Arrêt du 1er septembre 2014  
 
Ire Cour de droit civil  
 
Composition 
Mmes les Juges fédérales Klett, Présidente, Hohl et Kiss. 
Greffier : M. Piaget. 
 
Participants à la procédure 
A.________ SA, représentée par Me Grégoire Rey, 
recourante, 
 
contre  
 
B.________ SA, représentée par 
Me Michel Ducrot, 
intimée. 
 
Objet 
motivation de l'appel (art. 311 al. 1 CPC), 
 
recours contre le jugement du Tribunal cantonal du canton du Valais, Cour civile I, du 1er avril 2014. 
 
 
Faits :  
 
A.   
En 2004 et 2005, C.________ SA (ci-après: C.________) et D.________ SA (ci-après D.________) ont vendu de la marchandise à A.________ SA (ci-après: A.________), sur commande de celle-ci. La marchandise a été livrée par camion à A.________, en général dans ses locaux, contre signature de bulletins de livraison. Des factures lui ont ensuite été adressées. 
Les 3 juillet et 17 septembre 2007, C.________ et D.________ ont chacune fait notifier un commandement de payer à A.________ pour des factures demeurées impayées. La débitrice y a fait opposition. 
 
B.   
Le 5 février 2007, C.________, à laquelle a succédé en cours de procédure D.________, a ouvert une action en reconnaissance de dette contre A.________ s'agissant de sa créance. Le 14 février 2007, D.________ en a fait de même pour la sienne. 

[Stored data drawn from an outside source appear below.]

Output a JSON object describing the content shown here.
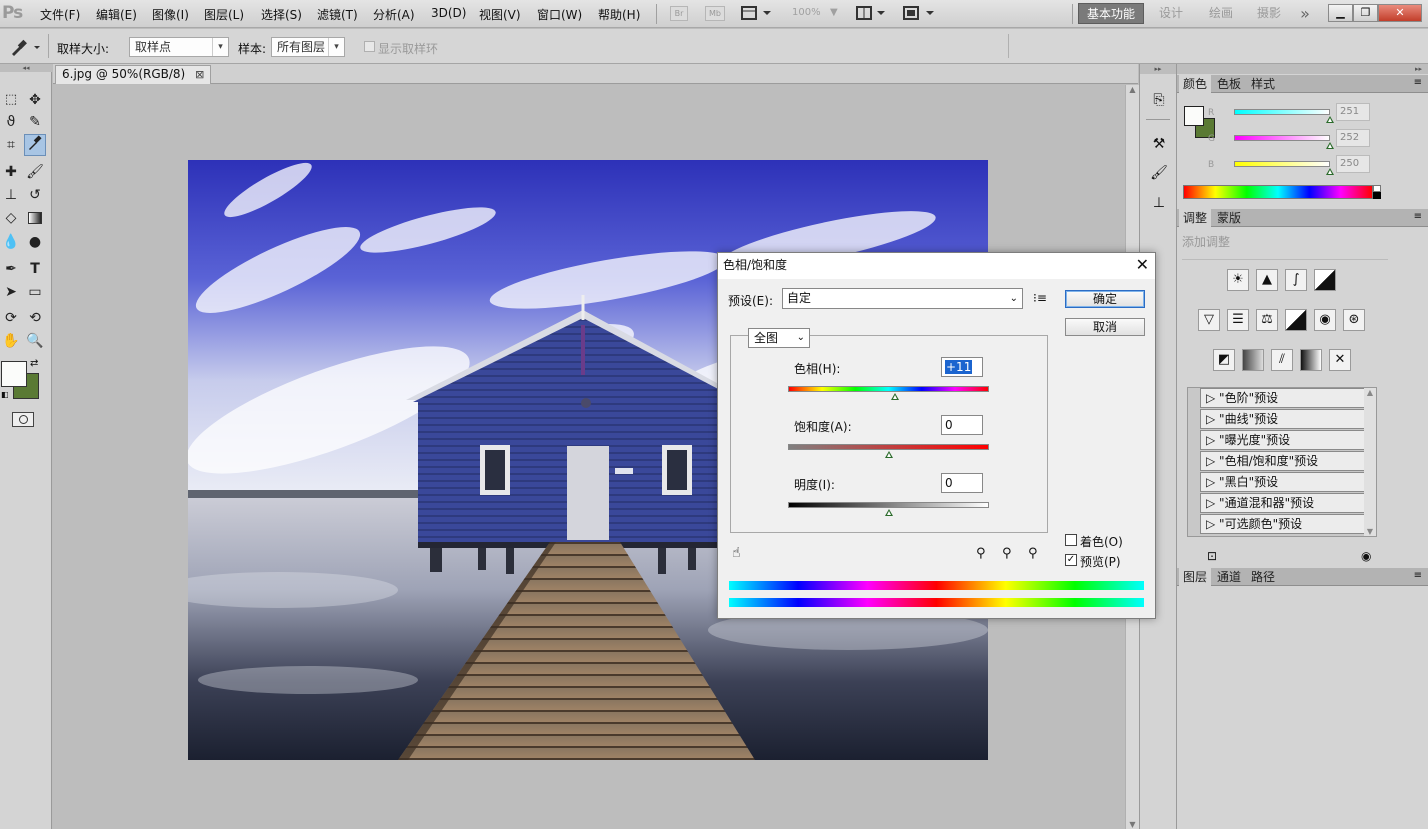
{
  "app": {
    "logo": "Ps"
  },
  "menu": [
    "文件(F)",
    "编辑(E)",
    "图像(I)",
    "图层(L)",
    "选择(S)",
    "滤镜(T)",
    "分析(A)",
    "3D(D)",
    "视图(V)",
    "窗口(W)",
    "帮助(H)"
  ],
  "menubar_right": {
    "bridge": "Br",
    "mini": "Mb",
    "zoom": "100%",
    "workspaces": [
      "基本功能",
      "设计",
      "绘画",
      "摄影"
    ],
    "more": "»"
  },
  "options": {
    "sample_size_label": "取样大小:",
    "sample_size_value": "取样点",
    "sample_label": "样本:",
    "sample_value": "所有图层",
    "show_ring_label": "显示取样环"
  },
  "document": {
    "tab_title": "6.jpg @ 50%(RGB/8)",
    "close": "⊠"
  },
  "color_panel": {
    "tabs": [
      "颜色",
      "色板",
      "样式"
    ],
    "channels": [
      {
        "label": "R",
        "value": "251"
      },
      {
        "label": "G",
        "value": "252"
      },
      {
        "label": "B",
        "value": "250"
      }
    ],
    "foreground": "#fbfcfa",
    "background": "#5a7a34"
  },
  "adjust_panel": {
    "tabs": [
      "调整",
      "蒙版"
    ],
    "heading": "添加调整",
    "presets": [
      "\"色阶\"预设",
      "\"曲线\"预设",
      "\"曝光度\"预设",
      "\"色相/饱和度\"预设",
      "\"黑白\"预设",
      "\"通道混和器\"预设",
      "\"可选颜色\"预设"
    ]
  },
  "layers_panel": {
    "tabs": [
      "图层",
      "通道",
      "路径"
    ]
  },
  "dialog": {
    "title": "色相/饱和度",
    "close": "✕",
    "preset_label": "预设(E):",
    "preset_value": "自定",
    "ok": "确定",
    "cancel": "取消",
    "range_value": "全图",
    "hue_label": "色相(H):",
    "hue_value": "+11",
    "saturation_label": "饱和度(A):",
    "saturation_value": "0",
    "lightness_label": "明度(I):",
    "lightness_value": "0",
    "colorize_label": "着色(O)",
    "preview_label": "预览(P)",
    "colorize_checked": false,
    "preview_checked": true
  }
}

A.________ a déposé des mémoires de réponse à ces deux demandes les 25 mai 2007 et 25 juin 2007. 
Les deux affaires ont été jointes. Au dernier état des conclusions, prises le 22 février 2012, D.________ conclut à ce que A.________ soit reconnue lui devoir: 
 
- le montant de 234'988 fr. 95 avec intérêts à 5% l'an dès le 1er janvier 2006, l'opposition au commandement de payer n° xxx de l'Office des poursuites et des faillites de l'Entremont étant définitivement levée à due concurrence, et 
- le montant de 201'407 fr. 25 avec intérêts à 5% l'an dès le 1er janvier 2006, l'opposition au commandement de payer n° yyy de l'Office des poursuites et des faillites de l'Entremont étant définitivement levée à due concurrence (jugement de première instance p. 2). 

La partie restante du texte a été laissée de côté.